Kodam II/Sriwijaya memastikan penanganan insiden yang terjadi di Panhead Cafe, Palembang, Sabtu dini hari tadi (16/5), dilakukan secara serius, profesional, dan transparan.
Diketahui, dalam peristiwa tersebut telah mengakibatkan Pratu F (23), personel Denkesyah Palembang, meninggal dunia.
Kapendam II/Sriwijaya Letkol Inf Yordania mengatakan, Pangdam II/Sriwijaya memberikan perhatian penuh terhadap kejadian tersebut dan telah memerintahkan jajaran terkait untuk segera melakukan langkah-langkah penyelidikan secara menyeluruh di lapangan.
"Pangdam telah memerintahkan Asintel Kasdam II/Swj dan Danpomdam II/Swj untuk segera menangani di lapangan melalui penyelidikan mendalam, agar tidak terjadi kesimpangsiuran pemberitaan maupun berkembangnya opini keliru di masyarakat," kata Yordania dalam keterangannya, Sabtu (16/5).
Saat ini, Denpom 2/IV Palembang disebutnya masih melaksanakan serangkaian proses penyelidikan. Mulai dari pemeriksaan saksi-saksi di lokasi kejadian, pendalaman rekaman CCTV.
Selain itu juga dilakukan autopsi terhadap jenazah korban, pengumpulan barang bukti, hingga koordinasi dengan Polda Sumatera Selatan. Hal ini guna mendukung pengungkapan fakta secara objektif dan komprehensif.
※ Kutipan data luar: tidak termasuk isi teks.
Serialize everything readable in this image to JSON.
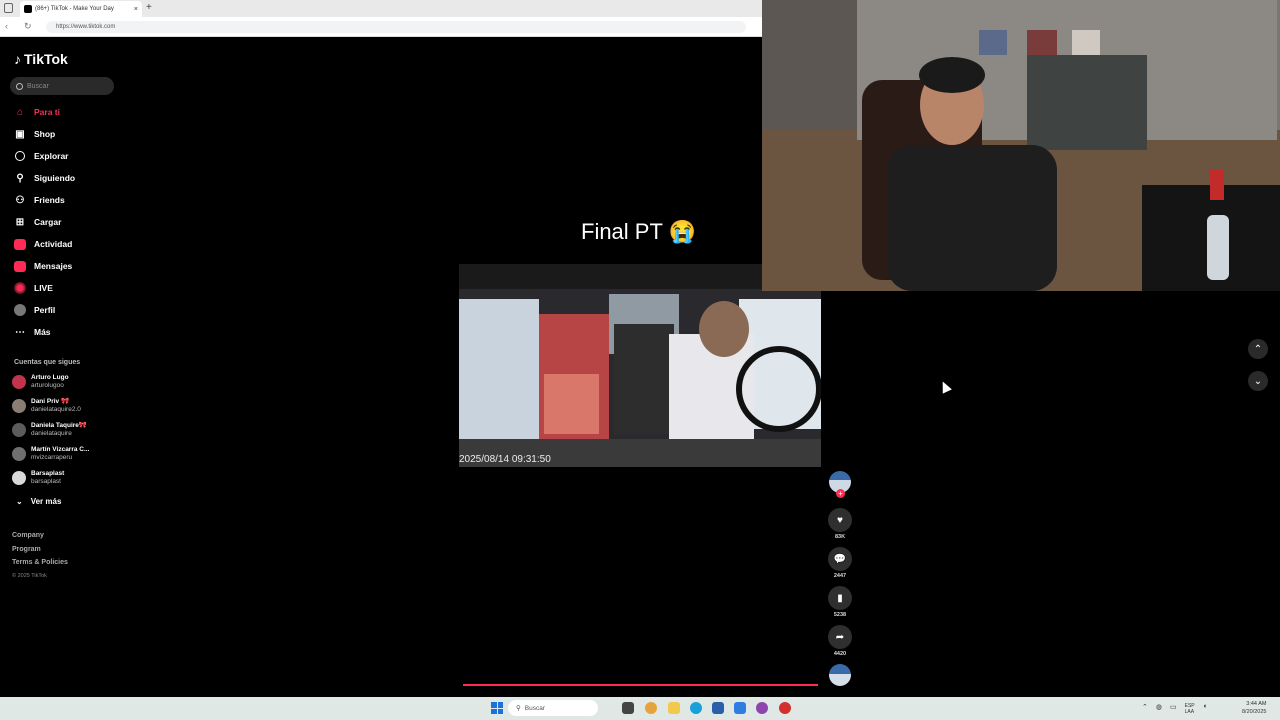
{
  "browser": {
    "tab_title": "(86+) TikTok - Make Your Day",
    "tab_close": "×",
    "new_tab": "+",
    "url": "https://www.tiktok.com"
  },
  "tiktok": {
    "logo_text": "TikTok",
    "search_placeholder": "Buscar",
    "nav": [
      {
        "label": "Para ti",
        "icon": "home-icon",
        "active": true
      },
      {
        "label": "Shop",
        "icon": "shop-icon"
      },
      {
        "label": "Explorar",
        "icon": "compass-icon"
      },
      {
        "label": "Siguiendo",
        "icon": "following-icon"
      },
      {
        "label": "Friends",
        "icon": "friends-icon"
      },
      {
        "label": "Cargar",
        "icon": "upload-icon"
      },
      {
        "label": "Actividad",
        "icon": "activity-icon"
      },
      {
        "label": "Mensajes",
        "icon": "messages-icon"
      },
      {
        "label": "LIVE",
        "icon": "live-icon"
      },
      {
        "label": "Perfil",
        "icon": "profile-icon"
      },
      {
        "label": "Más",
        "icon": "more-icon"
      }
    ],
    "following_title": "Cuentas que sigues",
    "following": [
      {
        "name": "Arturo Lugo",
        "user": "arturolugoo"
      },
      {
        "name": "Dani Priv 🎀",
        "user": "danielataquire2.0"
      },
      {
        "name": "Daniela Taquire🎀",
        "user": "danielataquire"
      },
      {
        "name": "Martín Vizcarra C...",
        "user": "mvizcarraperu"
      },
      {
        "name": "Barsaplast",
        "user": "barsaplast"
      }
    ],
    "ver_mas": "Ver más",
    "footer": [
      "Company",
      "Program",
      "Terms & Policies"
    ],
    "copyright": "© 2025 TikTok"
  },
  "video": {
    "caption": "Final PT 😭",
    "timestamp": "2025/08/14  09:31:50",
    "progress": 0.97,
    "likes": "83K",
    "comments": "2447",
    "saves": "5238",
    "shares": "4420"
  },
  "taskbar": {
    "search": "Buscar",
    "lang": "ESP\nLAA",
    "time": "3:44 AM",
    "date": "8/20/2025"
  },
  "colors": {
    "accent": "#fe2c55"
  }
}
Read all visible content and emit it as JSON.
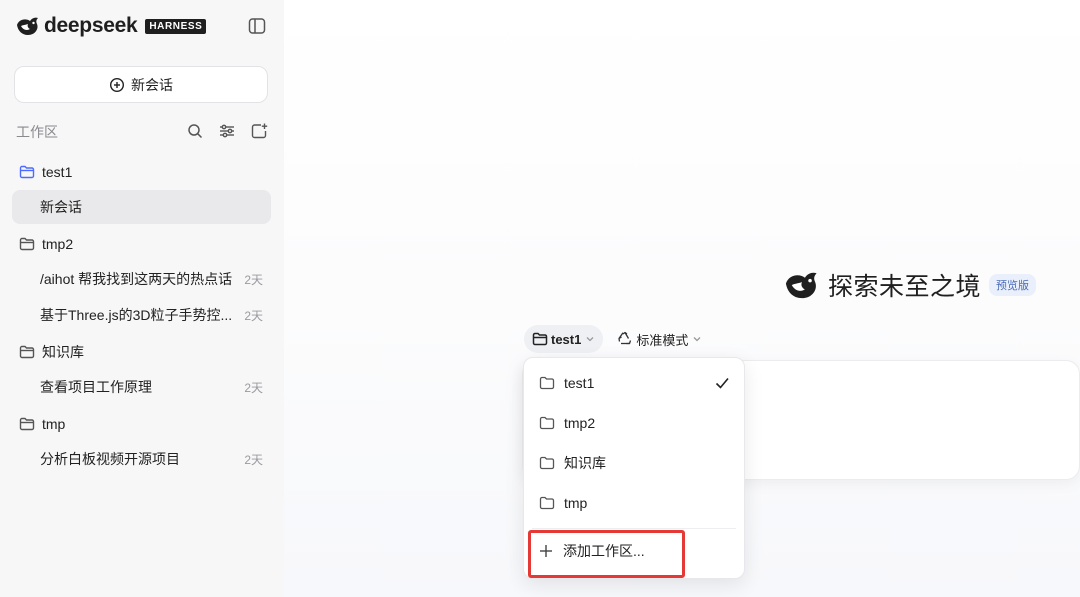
{
  "app": {
    "brand_name": "deepseek",
    "brand_badge": "HARNESS",
    "accent_color": "#4d6bfe"
  },
  "sidebar": {
    "new_chat_label": "新会话",
    "workspace_title": "工作区",
    "folders": [
      {
        "name": "test1",
        "chats": [
          {
            "title": "新会话",
            "time": ""
          }
        ]
      },
      {
        "name": "tmp2",
        "chats": [
          {
            "title": "/aihot 帮我找到这两天的热点话",
            "time": "2天"
          },
          {
            "title": "基于Three.js的3D粒子手势控...",
            "time": "2天"
          }
        ]
      },
      {
        "name": "知识库",
        "chats": [
          {
            "title": "查看项目工作原理",
            "time": "2天"
          }
        ]
      },
      {
        "name": "tmp",
        "chats": [
          {
            "title": "分析白板视频开源项目",
            "time": "2天"
          }
        ]
      }
    ]
  },
  "main": {
    "hero_title": "探索未至之境",
    "hero_badge": "预览版",
    "workspace_selector": "test1",
    "mode_selector": "标准模式"
  },
  "dropdown": {
    "items": [
      "test1",
      "tmp2",
      "知识库",
      "tmp"
    ],
    "selected": "test1",
    "add_label": "添加工作区..."
  }
}
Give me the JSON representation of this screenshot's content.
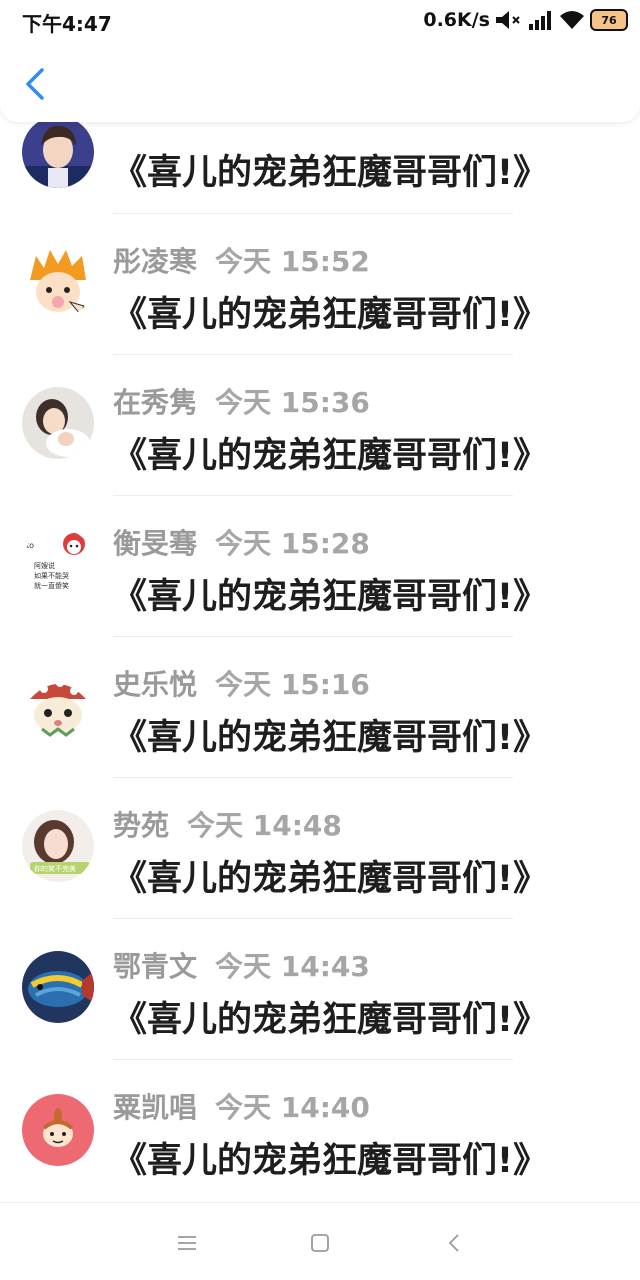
{
  "status_bar": {
    "time": "下午4:47",
    "net_speed": "0.6K/s",
    "icons": [
      "mute-icon",
      "signal-icon",
      "wifi-icon",
      "battery-icon"
    ],
    "battery_level": "76"
  },
  "header": {
    "back_icon": "chevron-left-icon",
    "accent_color": "#2f8df0"
  },
  "items": [
    {
      "name": "",
      "time": "",
      "title": "《喜儿的宠弟狂魔哥哥们!》",
      "avatar": "avatar-boy-photo"
    },
    {
      "name": "彤凌寒",
      "time": "今天 15:52",
      "title": "《喜儿的宠弟狂魔哥哥们!》",
      "avatar": "avatar-anime-orange-hair"
    },
    {
      "name": "在秀隽",
      "time": "今天 15:36",
      "title": "《喜儿的宠弟狂魔哥哥们!》",
      "avatar": "avatar-girl-photo"
    },
    {
      "name": "衡旻骞",
      "time": "今天 15:28",
      "title": "《喜儿的宠弟狂魔哥哥们!》",
      "avatar": "avatar-text-sticker",
      "avatar_text": [
        "阿嫂说",
        "如果不能哭",
        "就一直傻笑"
      ]
    },
    {
      "name": "史乐悦",
      "time": "今天 15:16",
      "title": "《喜儿的宠弟狂魔哥哥们!》",
      "avatar": "avatar-hamster-cartoon"
    },
    {
      "name": "势苑",
      "time": "今天 14:48",
      "title": "《喜儿的宠弟狂魔哥哥们!》",
      "avatar": "avatar-woman-photo",
      "avatar_text": [
        "你的笑不完美"
      ]
    },
    {
      "name": "鄂青文",
      "time": "今天 14:43",
      "title": "《喜儿的宠弟狂魔哥哥们!》",
      "avatar": "avatar-fish-photo"
    },
    {
      "name": "粟凯唱",
      "time": "今天 14:40",
      "title": "《喜儿的宠弟狂魔哥哥们!》",
      "avatar": "avatar-little-my-cartoon"
    }
  ],
  "nav_bar": {
    "icons": [
      "menu-icon",
      "home-square-icon",
      "back-triangle-icon"
    ]
  }
}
Dia menegaskan, proses penyelidikan membutuhkan waktu agar seluruh rangkaian peristiwa dapat diungkap secara akurat berdasarkan fakta di lapangan.
"Proses ini membutuhkan waktu, untuk perkembangan informasi selanjutnya akan disampaikan pada kesempatan pertama," tegasnya.
Sebagai langkah antisipasi, Pangdam II/Sriwijaya juga telah menginstruksikan seluruh Dansat jajaran Kodam II/Swj untuk meningkatkan pengawasan dan pengendalian internal di satuan masing-masing guna mencegah terjadinya kejadian serupa di kemudian hari.
Kodam II/Sriwijaya turut menyampaikan duka cita atas peristiwa tersebut serta mengimbau seluruh pihak untuk menunggu hasil resmi penyelidikan dan tidak menyebarkan informasi yang belum terverifikasi agar situasi tetap kondusif.
Sebelumnya, Pratu F (23), anggota TNI AD tewas ditembak sesama prajurit inisial Sertu RN (23). Penembakan diduga karena keduanya bersenggolan saat asyik berjoget di tempat hiburan malam.
Korban sempat dilarikan ke rumah sakit untuk perawatan. Sejam kemudian korban meninggal dunia dan jenazah dibawa ke RS Bhayangkara Mohammad Hasan Palembang untuk keperluan autopsi.
Peristiwa itu bermula saat keduanya menikmati hiburan bersama teman masing-masing di Cafe, Resto, Bar and Live Music Panhead di Jalan Alamsyah Ratu Prawira Negara, Ilir Barat I, Palembang, Sabtu (16/5) dini hari. Tiba-tiba kedua tak sengaja bersenggolan saat berjoget.
Pelaku dan Korban Cekcok
Pelaku dan korban tersulut emosi hingga membuat mereka cekcok. Tak lama kemudian, korban mengeroyok pelaku.
Dalam situasi terdesak, pelaku mengeluarkan senjata api dari pinggangnya lalu menembak korban. Korban langsung terkapar karena tembakan mengenai perut bagian kanan.
Polisi Datangi TKP
Kapolsek Ilir Barat I Palembang Kompol Fauzi Saleh membenarkan kejadian itu. Dia menyebut polisi segera datang ke lokasi setelah kejadian.
"Benar, kejadiannya dini hari tadi korban dan pelaku sama-sama anggota TNI AD," ungkap Kapolsek Ilir Barat I Palembang Kompol Fauzi Saleh, Sabtu (16/5).